De Bananenrepubliek bij de Noordzee is verdeeld in niet minder dan 4 delen. Over die 4 delen en het waarom ervan zal ik het vandaag niet hebben. Het bestaan van die delen speelt geen rol in mijn hersenspinseltjes. Het bestaan van die 4 delen is hallucinant en hoogst surrealistisch en erover schrijven zou een roman vergen en om een roman te schrijven ontbreekt het me aan tijd en energie vandaag.
In het deel van de Bananenrepubliek, dat grotendeels vlak is en waar loom stromende rivieren meanderend hun weg zoeken naar de Noordzee, waar hard werken zonder daarbij na te denken als een deugd omschreven wordt en waar de meeste bedrijven gerund worden als een boerderij, leven de Vlamingen.
Over de Vlamingen en hun boerderij-management schrijf ik momenteel een handleiding Vlaams Ondernemen Voor Dummies. Als in de Vlaamse gronden olie was gevonden en men er geen vlas had geweekt, was de wereldeconomie, het milieu en daarmee ook de wereld en de mensheid al lang naar de kloten. Maar daarover wil ik het vandaag niet hebben.
De Vlaming is niet echt een lezer. Ja, ik weet het, hier had best een bruggetje gemogen, maar ik ben vandaag ook lui.
Ik denk dat in Vlaanderen ongeveer evenveel romans gelezen worden per inwoner als bij primitieve stammen in regenwouden waar ook ter wereld. Als je in Vlaanderen een zaak start en je wil snel veel geld verdienen, dan moet je een boekhandel starten en romans gaan verkopen. Doordat de Vlaming weinig leest, krijgt hij ook de schrijvers en de romans die hij verdient en lijkt de middelmatigheid meestal het hoogst bereikbare. Als er al een Vlaming aan schrijven doet en er behoorlijk in slaagt handig graaiend in de wereldliteratuur enkele genietbare zinnen achter elkaar te poten en hier en daar iets te scheppen wat een verhaal lijkt te zullen vertellen, roept de iets intelligentere Vlaming algauw dat die schrijver de Nobelprijs verdiend, waarmee die iets intelligentere Vlaming meteen bewijst pseudo te zijn en van echte literatuur geen benul te hebben.
Ik overdrijf. Er zijn in Vlaanderen best goeie dingen geschreven nu en dan. In het stinkende textielstadje A leefde halfweg de vorige eeuw een verver die 's avonds gezeten aan de keukentafel urenlang woorden zat neer te pennen in zinnen die stroomden als beken en rivieren en greppels en riolen, om van het gezaag van zijn vrouw af te zijn en te ontsnappen aan de donkere depressie van een zinloos bestaan als lid van het klootjesvolk.
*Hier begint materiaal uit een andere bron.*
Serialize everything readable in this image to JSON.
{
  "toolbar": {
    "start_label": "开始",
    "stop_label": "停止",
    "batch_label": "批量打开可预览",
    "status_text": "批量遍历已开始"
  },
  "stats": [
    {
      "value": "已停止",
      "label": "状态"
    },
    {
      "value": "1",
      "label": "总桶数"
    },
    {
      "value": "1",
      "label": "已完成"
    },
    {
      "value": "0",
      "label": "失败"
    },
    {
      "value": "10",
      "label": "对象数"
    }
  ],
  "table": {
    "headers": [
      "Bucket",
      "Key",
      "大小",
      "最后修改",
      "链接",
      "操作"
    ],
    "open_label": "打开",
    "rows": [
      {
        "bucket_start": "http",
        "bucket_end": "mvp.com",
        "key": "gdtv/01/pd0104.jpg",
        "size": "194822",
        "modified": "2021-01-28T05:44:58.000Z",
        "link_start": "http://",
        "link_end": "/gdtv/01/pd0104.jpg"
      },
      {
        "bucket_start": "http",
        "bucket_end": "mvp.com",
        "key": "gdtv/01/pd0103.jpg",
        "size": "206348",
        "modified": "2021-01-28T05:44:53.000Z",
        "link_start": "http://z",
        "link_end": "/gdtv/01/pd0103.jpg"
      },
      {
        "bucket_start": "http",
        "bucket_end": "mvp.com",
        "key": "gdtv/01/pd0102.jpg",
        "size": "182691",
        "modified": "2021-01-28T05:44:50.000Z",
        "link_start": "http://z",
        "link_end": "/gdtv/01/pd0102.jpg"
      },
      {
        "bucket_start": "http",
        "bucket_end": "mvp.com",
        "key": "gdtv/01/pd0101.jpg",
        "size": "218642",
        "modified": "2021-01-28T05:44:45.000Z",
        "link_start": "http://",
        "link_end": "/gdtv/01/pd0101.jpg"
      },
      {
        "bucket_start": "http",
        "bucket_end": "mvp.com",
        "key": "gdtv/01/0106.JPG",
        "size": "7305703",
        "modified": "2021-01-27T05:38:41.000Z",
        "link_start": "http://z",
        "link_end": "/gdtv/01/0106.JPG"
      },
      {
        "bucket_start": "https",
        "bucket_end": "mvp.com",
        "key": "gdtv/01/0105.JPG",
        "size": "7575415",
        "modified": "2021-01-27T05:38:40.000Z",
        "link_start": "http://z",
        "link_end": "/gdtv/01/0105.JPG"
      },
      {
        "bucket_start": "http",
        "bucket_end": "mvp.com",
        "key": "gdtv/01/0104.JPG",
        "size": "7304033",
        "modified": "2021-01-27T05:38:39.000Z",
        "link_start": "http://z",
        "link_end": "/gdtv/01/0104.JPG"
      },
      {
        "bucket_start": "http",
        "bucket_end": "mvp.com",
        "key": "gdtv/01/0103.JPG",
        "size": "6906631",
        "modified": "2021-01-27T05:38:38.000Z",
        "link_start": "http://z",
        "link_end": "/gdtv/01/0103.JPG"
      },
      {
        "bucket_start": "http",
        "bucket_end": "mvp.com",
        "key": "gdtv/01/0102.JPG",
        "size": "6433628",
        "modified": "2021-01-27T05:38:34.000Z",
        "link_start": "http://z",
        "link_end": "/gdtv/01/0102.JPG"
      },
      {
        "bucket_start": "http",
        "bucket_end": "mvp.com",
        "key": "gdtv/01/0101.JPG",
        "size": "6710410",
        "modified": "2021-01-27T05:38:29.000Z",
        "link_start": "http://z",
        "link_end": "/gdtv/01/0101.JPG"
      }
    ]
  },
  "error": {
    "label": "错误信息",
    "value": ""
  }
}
Die schreef dat de mensen een geweten geschopt moest worden, maar urenlang gebogen zat over pornoboekjes die hij in Amsterdam ging halen en waaruit hij knipte en plakte om zo 'het lichaam van de vrouw en het meisje' in kaart te brengen. Die schreef over 11 jarige fabrieksmeisjes zonder onderbroek die beloerd en in gedachten bepoteld werden door vieze venten in losse overalls die opvallend veel gelijkenissen vertoonden met de schrijver van die obsessies. Die stierf achter die keukentafel, de fles sterke drank boven de tafel en wie weet wat onder de tafel ter hand, net bezig de de rubriek 'peervormige borsten' van gepaste illustraties te voorzien. En in de wereldstad A in het diepst van hun eigen gedachten, leefde vroeger nog in de vorige eeuw, een gewiekst zaken- en saaie burgerman, die zinnen kon bouwen en beelden en verhalen die elke beginnend schrijver eerst tientallen keren zou moeten lezen en ontleden om dan te besluiten toch maar geen schrijver te worden, omdat de wijze waarop die zinnen en beelden en verhalen geschreven zijn, bijna onmogelijk te evenaren blijken.
Het liefst leest de hedendaagse Vlaming Dag Allemaal. Elke week weer opnieuw worden masaal veel Dag Allemaal verkocht en in Vlaamse huiskamers gelezen. Daarmee is alles gezegd.